Borrell, Lübnan'da 18 Eylül'de çok sayıda telsizin patlatılmasının "halk arasında terör yarattığını" söyleyerek, "Neredeyse tam teşekküllü bir savaşın içinde olduğumuzu söyleyebilirim. Daha fazla askeri saldırı, daha fazla hasar, daha fazla yan hasar ve daha fazla kurban görüyoruz" diye konuştu.
Saldırılardan en fazla etkilenenlerin siviller olduğuna dikkati çeken Borrell, aynı zamanda sivillerin bulunduğu meydan, sokak ve hastane gibi yerlere saldırmanın veya uzaktan patlayıcılar kullanmanın Cenevre Sözleşmesi'ni ihlal ettiğini hatırlattı.
Borrell, "Bunlar hedefli ve aynı zamanda rastgele saldırılardır. Amaç nedeniyle hedefli ve sonuçları nedeniyle rastgele" dedi.
“Gazze kararı, 20 yıldır uygulanmadı”
Borrell, New York'ta bir araya gelen liderlerin "Orta Doğu için tehlike arz eden gerilimin durdurulması için" diplomatik arabuluculuk çabalarını artırması gerektiğini kaydederek, "Herkes savaşa giden bu yolu durdurmak için tüm kapasitesini ortaya koymalıdır" diye konuştu.
"Barışa giden yol tek bir adımla başlar: Gazze'de ateşkes" diyen Borrell, 2006'da BM Güvenlik Konseyi tarafından kabul edilen 1701 sayılı kararın üzerinden yaklaşık 20 sene geçmesine rağmen uygulanmadığına dikkati çekti.
Borrell, "BM Genel Sekreteri'nin (Antonio Guterres) bugünlerde neden Güvenlik Konseyi'nin meşruiyetini kaybettiğini söylediğini anlıyor musunuz?

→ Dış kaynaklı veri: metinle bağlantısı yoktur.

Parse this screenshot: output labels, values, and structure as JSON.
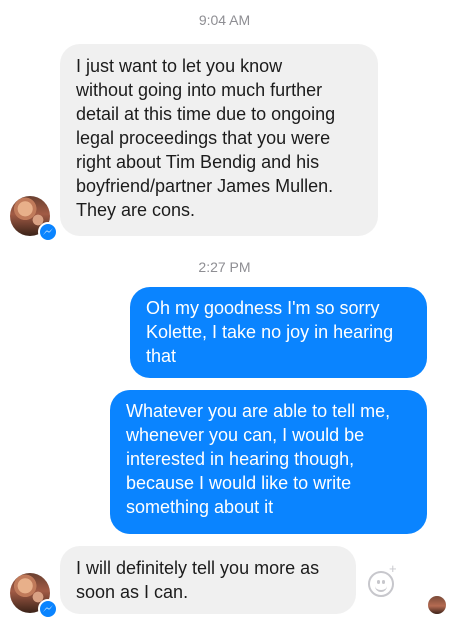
{
  "thread": {
    "timestamp_1": "9:04 AM",
    "timestamp_2": "2:27 PM",
    "messages": [
      {
        "direction": "incoming",
        "text": "I just want to let you know\nwithout going into much further\ndetail at this time due to ongoing\nlegal proceedings that you were\nright about Tim Bendig and his\nboyfriend/partner James Mullen.\nThey are cons."
      },
      {
        "direction": "outgoing",
        "text": "Oh my goodness I'm so sorry\nKolette, I take no joy in hearing\nthat"
      },
      {
        "direction": "outgoing",
        "text": "Whatever you are able to tell me,\nwhenever you can, I would be\ninterested in hearing though,\nbecause I would like to write\nsomething about it"
      },
      {
        "direction": "incoming",
        "text": "I will definitely tell you more as\nsoon as I can."
      }
    ]
  },
  "icons": {
    "avatar": "contact-avatar",
    "badge": "messenger-badge-icon",
    "reaction": "add-reaction-icon",
    "read_receipt": "read-receipt-avatar"
  },
  "colors": {
    "outgoing_bubble": "#0a84ff",
    "incoming_bubble": "#f0f0f0",
    "timestamp": "#8e8e93"
  },
  "reaction_plus": "+"
}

Çünkü ya hiçbir konuda anlaşamıyorlar ya da anlaştıklarında da uygulanmıyor. Bu uluslararası toplum için ciddi bir endişe kaynağıdır" değerlendirmesinde bulundu.
Gazze'de olduğu gibi Mavi Hat'ta da "derhal ateşkes" sağlanması için çağrılara devam edilmesi gerektiğini dile getiren Borrell, "Bunlar farklı şeyler değil, birbirleriyle bağlantılı. Birbirleriyle güçlü bir şekilde bağlantılı. Gazze'de yaşananlar Lübnan'da, Kızıldeniz'de ve ne yazık ki - ki bu konuda yeterince konuşmuyoruz - Batı Şeria'da başka savaş senaryolarını tetikliyor. Batı Şeria, sanki zaten ilhak edilmiş gibi, İsrailli yetkililer tarafından açıkça 'Yahudiye ve Samiriye' olarak adlandırılıyor" dedi.